Chiasmocleis cordeiroi is a species of frog in the family Microhylidae. It is endemic to Bahia in eastern Brazil. It is known from Camamu, its type locality, and from few other localities on both sides of the De Contas River. The specific name cordeiroi honors Paulo Henrique Chaves Cordeiro, a Brazilian biologist. Common name Cordeiro's humming frog has been coined for this species.

==Description==
The type series consists of two adult males measuring 20–22 mm in snout–vent length. The body is ovoid in shape. The snout is short. No tympanum is present. The fingers lack webbing. The hind limbs are robust and the toes have well-developed webbing. Preserved specimens are uniformly dark brown. The lower parts are cream-colored with fine, darker marbling. Males have a small subgular vocal sac.

The male advertisement call consists of multi-pulsed notes produced in series lasting 1.3–27 seconds. Each call has 9–182 notes with dominant frequency of 4500–4898 Hz.

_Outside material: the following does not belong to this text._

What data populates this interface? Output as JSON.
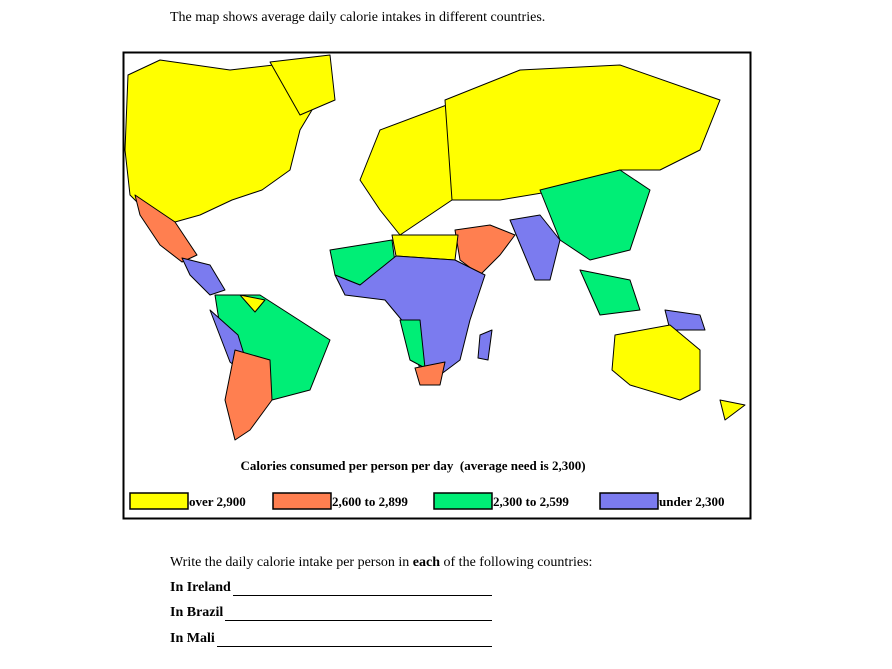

==Habitat and conservation==
The type series was collected in a temporary pool at 120 m above sea level. The pool was located within tropical forest consisting of a mix of early secondary growth and good cover forest. Another population was found during breeding event in a temporary pond where hundreds of males were heard calling. The pond was located inside a rubber plantation next to an Atlantic Forest fragment.

As of 2004, threats to this species were unknown. One population is found in the Michelin Ecological Reserve, Igrapiúna.